Let's move it to KPipeWire
*** Bug 499373 has been marked as a duplicate of this bug. ***
I'm now on KDE Plasma 6.3.3 (including KPipeWire and Spectacle), and I just noticed that both Spectacle and KRdp now correctly use my integrated GPU for encoding without bothering the discrete GPU (which I can observe by the fact that running `lspci` or `nvtop` in a terminal soon after Spectacle now shows a delay indicating that those two terminal commands are waiting for the dGPU to start, while before they would not show a delay indicating that Spectacle powered on the dGPU already, plus `nvtop` also shows the iGPU's encoder is used when Spectacle is recording the screen or KRdp has an active connection). However, when looking into KPipeWire's code and commit history I didn't see any change that looks like they would be the fix to this bug, at least as far as my limited understanding goes. In particular, it looks like the code to select devices didn't change (https://invent.kde.org/plasma/kpipewire/-/blob/master/src/vaapiutils.cpp?ref_type=heads#L34) and is still just picking the first device to show up. The order the GPUs appear in the rest of the OS doesn't seem to have changed either, the command `vainfo --display drm` still reports the dGPU (unlike just `vainfo` which does report the iGPU like before) and /dev/dri/renderD128 is still the dGPU. So, I'm not certain if this is really fixed or if this is just a side effect of something else in the system. For what it's worth the KDE Frameworks version is 6.12.0 and the Linux kernel version is 6.13.7, on Arch Linux.
Can confirm that issue is resolved for me as well, setup nearly identical to comment #16 except it's on CachyOS.
There could have been an improvement in your drivers or libva. If that's the case, we could mark this as RESOLVED UPSTREAM.
@Valeri Is your discrete GPU from AMD as well? If so then it does look like either the drivers or libva got an improvement, although if it is the drivers specifically rather than libva or another hardware agnostic component then NVIDIA users like from bug 499373 might still be affected. But then again it's not like NVIDIA even has official VAAPI support (the user in said bug report had to install an unofficial wrapper to get VAAPI support on their dGPU) so by default only the iGPU would support VAAPI meaning KPipeWire won't have a choice, or if there is no iGPU then either there would be no VAAPI devices at all or there would only be one if the wrapper is present and again KPipeWire won't have a choice.
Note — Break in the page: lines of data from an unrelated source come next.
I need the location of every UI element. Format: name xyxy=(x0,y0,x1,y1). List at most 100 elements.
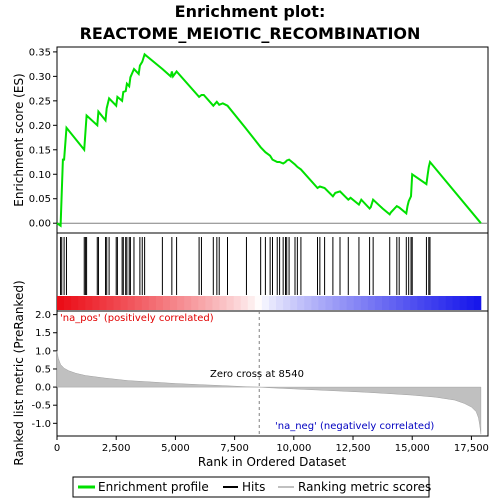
rank-bar-segment xyxy=(332,296,340,310)
es-y-axis-label: Enrichment score (ES) xyxy=(12,73,26,206)
rank-color-bar xyxy=(57,296,482,310)
es-y-tick-label: 0.25 xyxy=(29,96,51,107)
x-axis-label: Rank in Ordered Dataset xyxy=(198,455,346,469)
rank-bar-segment xyxy=(424,296,432,310)
ranking-metric-series xyxy=(56,350,482,435)
rank-bar-segment xyxy=(113,296,121,310)
rank-bar-segment xyxy=(318,296,326,310)
x-tick-label: 12,500 xyxy=(336,443,371,454)
x-tick-label: 2,500 xyxy=(102,443,131,454)
es-y-tick-label: 0.10 xyxy=(29,170,51,181)
chart-title-line2: REACTOME_MEIOTIC_RECOMBINATION xyxy=(80,24,421,43)
rank-bar-segment xyxy=(346,296,355,310)
es-y-tick-label: 0.20 xyxy=(29,121,51,132)
rank-bar-segment xyxy=(261,296,270,310)
rank-bar-segment xyxy=(381,296,390,310)
rank-bar-segment xyxy=(247,296,256,310)
rank-bar-segment xyxy=(283,296,291,310)
legend-label-hits: Hits xyxy=(242,480,265,494)
rank-bar-segment xyxy=(212,296,220,310)
metric-y-tick-label: 0.5 xyxy=(35,364,51,375)
rank-bar-segment xyxy=(240,296,249,310)
rank-bar-segment xyxy=(226,296,235,310)
es-y-tick-label: 0.30 xyxy=(29,72,51,83)
rank-bar-segment xyxy=(92,296,100,310)
zero-cross-label: Zero cross at 8540 xyxy=(210,369,304,380)
rank-bar-segment xyxy=(219,296,227,310)
pos-correlated-label: 'na_pos' (positively correlated) xyxy=(60,313,214,324)
rank-bar-segment xyxy=(127,296,136,310)
rank-bar-segment xyxy=(353,296,362,310)
x-tick-label: 15,000 xyxy=(395,443,430,454)
rank-bar-segment xyxy=(410,296,418,310)
rank-bar-segment xyxy=(64,296,72,310)
rank-bar-segment xyxy=(268,296,277,310)
x-tick-label: 17,500 xyxy=(454,443,489,454)
rank-bar-segment xyxy=(276,296,284,310)
metric-y-tick-label: 1.0 xyxy=(35,346,51,357)
rank-bar-segment xyxy=(459,296,468,310)
rank-bar-segment xyxy=(374,296,383,310)
rank-bar-segment xyxy=(162,296,171,310)
rank-bar-segment xyxy=(445,296,454,310)
legend: Enrichment profile Hits Ranking metric s… xyxy=(72,476,431,498)
x-tick-label: 0 xyxy=(54,443,60,454)
rank-bar-segment xyxy=(120,296,129,310)
hit-markers xyxy=(60,237,431,295)
rank-bar-segment xyxy=(78,296,86,310)
rank-bar-segment xyxy=(85,296,93,310)
legend-box xyxy=(72,476,430,498)
rank-bar-segment xyxy=(297,296,305,310)
x-axis: 0 2,500 5,000 7,500 10,000 12,500 15,000 17,500 xyxy=(54,436,489,454)
rank-bar-segment xyxy=(170,296,178,310)
rank-bar-segment xyxy=(254,296,263,310)
es-y-tick-label: 0.15 xyxy=(29,145,51,156)
metric-y-tick-label: 1.5 xyxy=(35,328,51,339)
rank-bar-segment xyxy=(473,296,482,310)
rank-bar-segment xyxy=(198,296,206,310)
rank-bar-segment xyxy=(389,296,397,310)
chart-title-line1: Enrichment plot: xyxy=(175,2,326,21)
rank-bar-segment xyxy=(141,296,150,310)
rank-bar-segment xyxy=(57,296,65,310)
rank-bar-segment xyxy=(99,296,107,310)
rank-bar-segment xyxy=(466,296,475,310)
es-y-tick-label: 0.00 xyxy=(29,219,51,230)
rank-bar-segment xyxy=(184,296,192,310)
metric-y-tick-label: -1.0 xyxy=(31,419,51,430)
rank-bar-segment xyxy=(438,296,446,310)
rank-bar-segment xyxy=(148,296,157,310)
es-y-tick-label: 0.35 xyxy=(29,47,51,58)
rank-bar-segment xyxy=(177,296,185,310)
rank-bar-segment xyxy=(452,296,461,310)
legend-label-enrichment: Enrichment profile xyxy=(98,480,209,494)
rank-bar-segment xyxy=(155,296,164,310)
es-panel-frame xyxy=(56,46,489,234)
legend-label-metric: Ranking metric scores xyxy=(298,480,431,494)
rank-bar-segment xyxy=(106,296,114,310)
rank-bar-segment xyxy=(396,296,404,310)
neg-correlated-label: 'na_neg' (negatively correlated) xyxy=(275,421,434,432)
rank-bar-segment xyxy=(205,296,213,310)
rank-bar-segment xyxy=(71,296,79,310)
rank-bar-segment xyxy=(191,296,199,310)
rank-bar-segment xyxy=(431,296,439,310)
es-y-axis: 0.00 0.05 0.10 0.15 0.20 0.25 0.30 0.35 xyxy=(29,47,57,230)
enrichment-profile-series xyxy=(56,52,482,228)
metric-y-tick-label: -0.5 xyxy=(31,401,51,412)
metric-y-axis-label: Ranked list metric (PreRanked) xyxy=(12,280,26,465)
rank-bar-segment xyxy=(367,296,376,310)
rank-bar-segment xyxy=(403,296,411,310)
rank-bar-segment xyxy=(417,296,425,310)
rank-bar-segment xyxy=(325,296,333,310)
ranking-metric-area xyxy=(56,350,482,435)
rank-bar-segment xyxy=(304,296,312,310)
rank-bar-segment xyxy=(290,296,298,310)
metric-y-tick-label: 2.0 xyxy=(35,310,51,321)
x-tick-label: 10,000 xyxy=(276,443,311,454)
rank-bar-segment xyxy=(134,296,143,310)
metric-y-axis: -1.0 -0.5 0.0 0.5 1.0 1.5 2.0 xyxy=(31,310,57,430)
enrichment-profile-line xyxy=(56,52,482,228)
rank-bar-segment xyxy=(360,296,369,310)
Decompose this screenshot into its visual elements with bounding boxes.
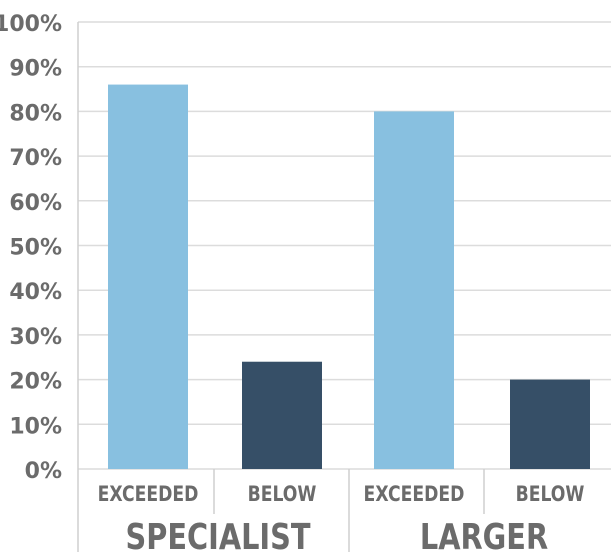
y-tick-label: 70% — [9, 146, 62, 171]
x-category-label: BELOW — [516, 481, 585, 506]
y-tick-label: 80% — [9, 101, 62, 126]
y-tick-label: 30% — [9, 325, 62, 350]
y-tick-label: 50% — [9, 236, 62, 261]
x-group-label: LARGER — [420, 516, 548, 552]
y-tick-label: 90% — [9, 57, 62, 82]
x-category-label: BELOW — [248, 481, 317, 506]
x-category-label: EXCEEDED — [364, 481, 465, 506]
y-tick-label: 100% — [0, 12, 62, 37]
x-axis-category-labels: EXCEEDED BELOW EXCEEDED BELOW — [98, 481, 585, 506]
y-tick-label: 0% — [25, 459, 62, 484]
y-tick-label: 60% — [9, 191, 62, 216]
bar — [510, 379, 590, 469]
x-axis-group-labels: SPECIALIST LARGER — [125, 516, 548, 552]
bar — [108, 84, 188, 469]
y-tick-label: 20% — [9, 370, 62, 395]
bars — [108, 84, 590, 470]
y-axis-tick-labels: 0% 10% 20% 30% 40% 50% 60% 70% 80% 90% 100% — [0, 12, 62, 484]
x-category-label: EXCEEDED — [98, 481, 199, 506]
y-tick-label: 10% — [9, 414, 62, 439]
bar — [374, 111, 454, 470]
category-separators — [213, 469, 485, 552]
y-tick-label: 40% — [9, 280, 62, 305]
bar — [242, 361, 322, 469]
x-group-label: SPECIALIST — [125, 516, 311, 552]
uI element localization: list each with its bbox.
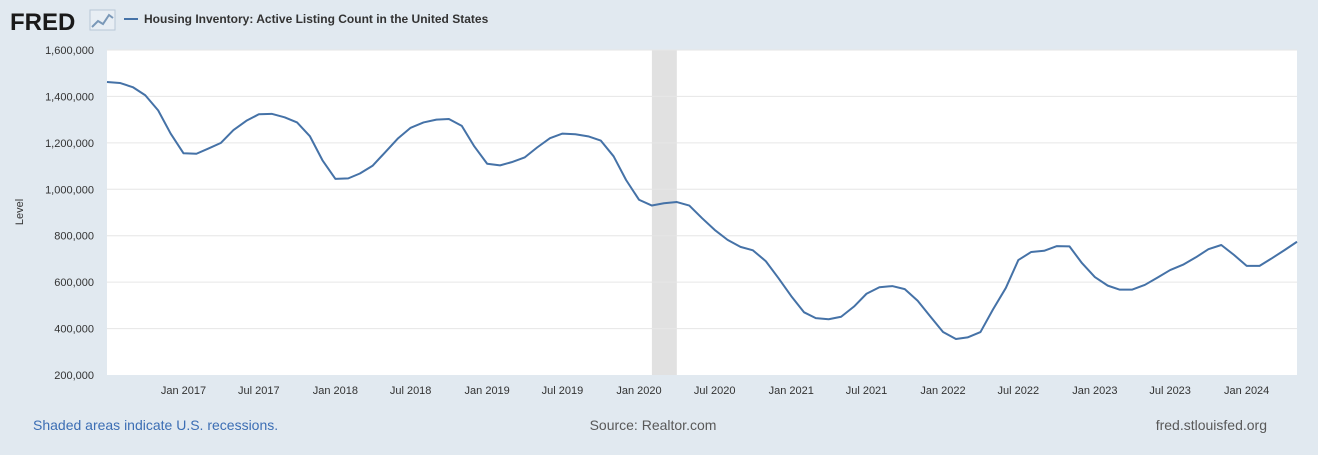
y-tick-label: 200,000 [54, 370, 94, 382]
x-tick-label: Jul 2017 [238, 385, 280, 397]
gridlines [107, 49, 1297, 330]
y-tick-label: 1,000,000 [45, 184, 94, 196]
plot-area [107, 50, 1297, 375]
recession-shading-group [651, 50, 677, 375]
x-tick-label: Jul 2018 [390, 385, 432, 397]
y-tick-label: 400,000 [54, 324, 94, 336]
y-tick-label: 800,000 [54, 231, 94, 243]
site-link[interactable]: fred.stlouisfed.org [1156, 417, 1267, 433]
fred-logo[interactable]: FRED [10, 9, 116, 36]
x-tick-label: Jan 2018 [313, 385, 358, 397]
y-tick-label: 600,000 [54, 277, 94, 289]
y-tick-label: 1,600,000 [45, 45, 94, 57]
x-tick-label: Jan 2022 [920, 385, 965, 397]
y-axis-label: Level [14, 199, 26, 225]
x-tick-label: Jan 2019 [465, 385, 510, 397]
x-tick-label: Jan 2020 [616, 385, 661, 397]
x-tick-label: Jan 2024 [1224, 385, 1269, 397]
x-tick-label: Jul 2020 [694, 385, 736, 397]
fred-logo-text: FRED [10, 9, 75, 36]
y-tick-label: 1,400,000 [45, 91, 94, 103]
x-tick-label: Jul 2021 [846, 385, 888, 397]
chart-title[interactable]: Housing Inventory: Active Listing Count … [144, 12, 489, 26]
y-axis-tick-labels: 200,000 400,000 600,000 800,000 1,000,000 1,2… [45, 45, 94, 382]
x-tick-label: Jul 2023 [1149, 385, 1191, 397]
x-tick-label: Jan 2021 [769, 385, 814, 397]
y-tick-label: 1,200,000 [45, 138, 94, 150]
recession-note-link[interactable]: Shaded areas indicate U.S. recessions. [33, 417, 278, 433]
series-line[interactable] [106, 81, 1298, 341]
recession-shade-0 [651, 50, 677, 375]
x-axis-tick-labels: Jan 2017 Jul 2017 Jan 2018 Jul 2018 Jan 2019… [161, 385, 1269, 397]
x-tick-label: Jan 2017 [161, 385, 206, 397]
x-tick-label: Jan 2023 [1072, 385, 1117, 397]
fred-logo-graph-icon [89, 9, 116, 31]
x-tick-label: Jul 2022 [998, 385, 1040, 397]
x-tick-label: Jul 2019 [542, 385, 584, 397]
source-text: Source: Realtor.com [590, 417, 717, 433]
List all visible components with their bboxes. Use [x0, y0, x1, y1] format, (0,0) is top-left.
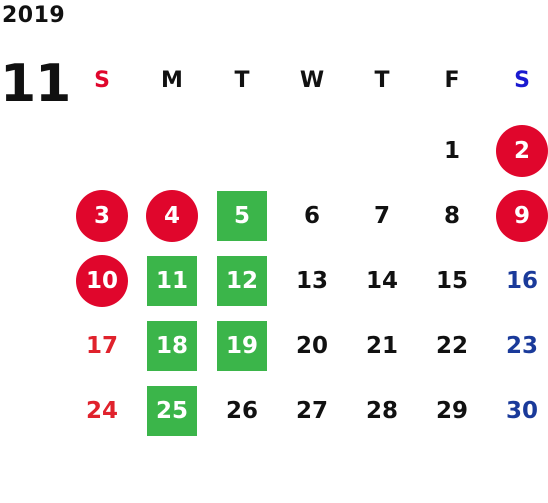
day-cell[interactable]: 7 [373, 203, 390, 229]
day-cell[interactable]: 17 [85, 333, 118, 359]
day-cell[interactable]: 14 [365, 268, 398, 294]
day-cell[interactable]: 2 [496, 125, 548, 177]
day-cell[interactable]: 15 [435, 268, 468, 294]
day-cell[interactable]: 24 [85, 398, 118, 424]
day-cell[interactable]: 26 [225, 398, 258, 424]
day-cell[interactable]: 4 [146, 190, 198, 242]
day-cell[interactable]: 5 [217, 191, 267, 241]
weekday-label: M [161, 68, 183, 93]
calendar-year: 2019 [2, 3, 66, 28]
weekday-label: F [444, 68, 460, 93]
day-cell[interactable]: 11 [147, 256, 197, 306]
weekday-label: W [299, 68, 325, 93]
day-cell[interactable]: 6 [303, 203, 320, 229]
day-cell[interactable]: 21 [365, 333, 398, 359]
day-cell[interactable]: 22 [435, 333, 468, 359]
weekday-label: S [94, 68, 110, 93]
day-cell[interactable]: 9 [496, 190, 548, 242]
day-cell[interactable]: 3 [76, 190, 128, 242]
day-cell[interactable]: 8 [443, 203, 460, 229]
weekday-label: T [234, 68, 250, 93]
day-cell[interactable]: 19 [217, 321, 267, 371]
day-cell[interactable]: 29 [435, 398, 468, 424]
day-cell[interactable]: 10 [76, 255, 128, 307]
calendar-month: 11 [0, 54, 71, 114]
day-cell[interactable]: 20 [295, 333, 328, 359]
day-cell[interactable]: 25 [147, 386, 197, 436]
day-cell[interactable]: 27 [295, 398, 328, 424]
day-cell[interactable]: 28 [365, 398, 398, 424]
day-cell[interactable]: 18 [147, 321, 197, 371]
weekday-label: T [374, 68, 390, 93]
day-cell[interactable]: 13 [295, 268, 328, 294]
day-cell[interactable]: 16 [505, 268, 538, 294]
day-cell[interactable]: 1 [443, 138, 460, 164]
weekday-label: S [514, 68, 530, 93]
day-cell[interactable]: 23 [505, 333, 538, 359]
day-cell[interactable]: 12 [217, 256, 267, 306]
day-cell[interactable]: 30 [505, 398, 538, 424]
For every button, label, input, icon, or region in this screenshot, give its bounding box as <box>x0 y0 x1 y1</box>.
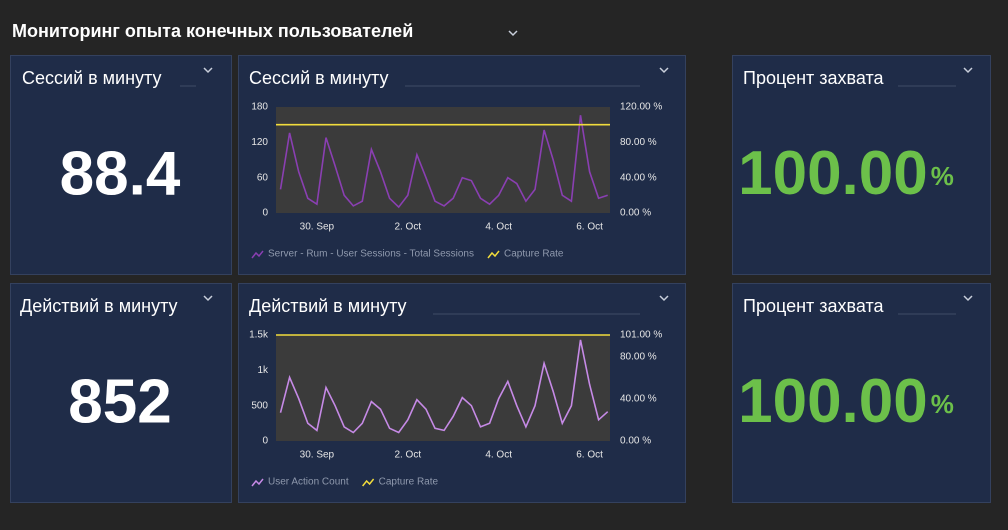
tile <box>732 55 991 275</box>
y2-tick-label: 40.00 % <box>620 394 657 405</box>
y2-tick-label: 80.00 % <box>620 352 657 363</box>
x-tick-label: 30. Sep <box>300 222 335 233</box>
tile-title: Процент захвата <box>743 296 885 316</box>
y2-tick-label: 80.00 % <box>620 137 657 148</box>
tile-value: 852 <box>68 367 171 436</box>
y-tick-label: 120 <box>251 137 268 148</box>
legend-label: User Action Count <box>268 477 349 488</box>
x-tick-label: 30. Sep <box>300 450 335 461</box>
legend-label: Capture Rate <box>379 477 439 488</box>
tile <box>10 283 232 503</box>
tile-title: Действий в минуту <box>20 296 178 316</box>
y-tick-label: 0 <box>262 436 268 447</box>
series-line <box>279 339 609 434</box>
y2-tick-label: 0.00 % <box>620 436 651 447</box>
tile-value: 100.00% <box>738 139 954 208</box>
y-tick-label: 60 <box>257 172 269 183</box>
legend-label: Server - Rum - User Sessions - Total Ses… <box>268 249 474 260</box>
dashboard-title: Мониторинг опыта конечных пользователей <box>12 21 413 41</box>
legend-label: Capture Rate <box>504 249 564 260</box>
series-line <box>279 115 608 209</box>
tile-menu[interactable] <box>203 67 973 302</box>
y-tick-label: 1.5k <box>249 330 269 341</box>
y-tick-label: 500 <box>251 400 268 411</box>
y-tick-label: 0 <box>262 208 268 219</box>
chevron[interactable] <box>508 30 518 37</box>
value-unit: % <box>931 389 954 419</box>
y-tick-label: 1k <box>257 365 269 376</box>
chart-title: Сессий в минуту <box>249 68 389 88</box>
title-rule <box>180 85 956 315</box>
x-tick-label: 6. Oct <box>576 222 603 233</box>
plot-area <box>276 107 610 213</box>
legend-swatch <box>487 250 500 259</box>
y-tick-label: 180 <box>251 102 268 113</box>
plot-area <box>276 335 610 441</box>
y2-tick-label: 0.00 % <box>620 208 651 219</box>
y2-tick-label: 120.00 % <box>620 102 662 113</box>
x-tick-label: 6. Oct <box>576 450 603 461</box>
legend-swatch <box>251 478 264 487</box>
tile-value: 100.00% <box>738 367 954 436</box>
y2-tick-label: 40.00 % <box>620 172 657 183</box>
value-text: 100.00 <box>738 367 928 436</box>
chart-title: Действий в минуту <box>249 296 407 316</box>
x-tick-label: 2. Oct <box>394 222 421 233</box>
tile <box>732 283 991 503</box>
tile-title: Сессий в минуту <box>22 68 162 88</box>
x-tick-label: 4. Oct <box>485 450 512 461</box>
x-tick-label: 4. Oct <box>485 222 512 233</box>
legend-swatch <box>251 250 264 259</box>
value-text: 100.00 <box>738 139 928 208</box>
y2-tick-label: 101.00 % <box>620 330 662 341</box>
tile <box>10 55 232 275</box>
tile-value: 88.4 <box>60 139 181 208</box>
x-tick-label: 2. Oct <box>394 450 421 461</box>
legend-swatch <box>362 478 375 487</box>
value-unit: % <box>931 161 954 191</box>
tile-title: Процент захвата <box>743 68 885 88</box>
Plus software like FFmpeg and OBS Studio tend to have support for NVIDIA's proprietary NVENC API so anyone who has an iGPU + NVIDIA dGPU setup and wishes to use the dGPU for encoding may not need the unofficial VAAPI wrapper installed anyway.
(In reply to Prajna Sariputra from comment #19) > @Valeri Is your discrete GPU from AMD as well? If so then it does look like > either the drivers or libva got an improvement, although if it is the > drivers specifically rather than libva or another hardware agnostic > component then NVIDIA users like from bug 499373 might still be affected. I am on an Nvidia dGPU and am, in fact, the person from that duplicate bug report :). I've reinstalled the nvidia-vaapi-driver wrapper as part of the test and can confirm that it works and KPipeWire leaves it alone, just as expected.
Oh silly me, well then I think we can safely say that this has been resolved upstream and is not driver specific too.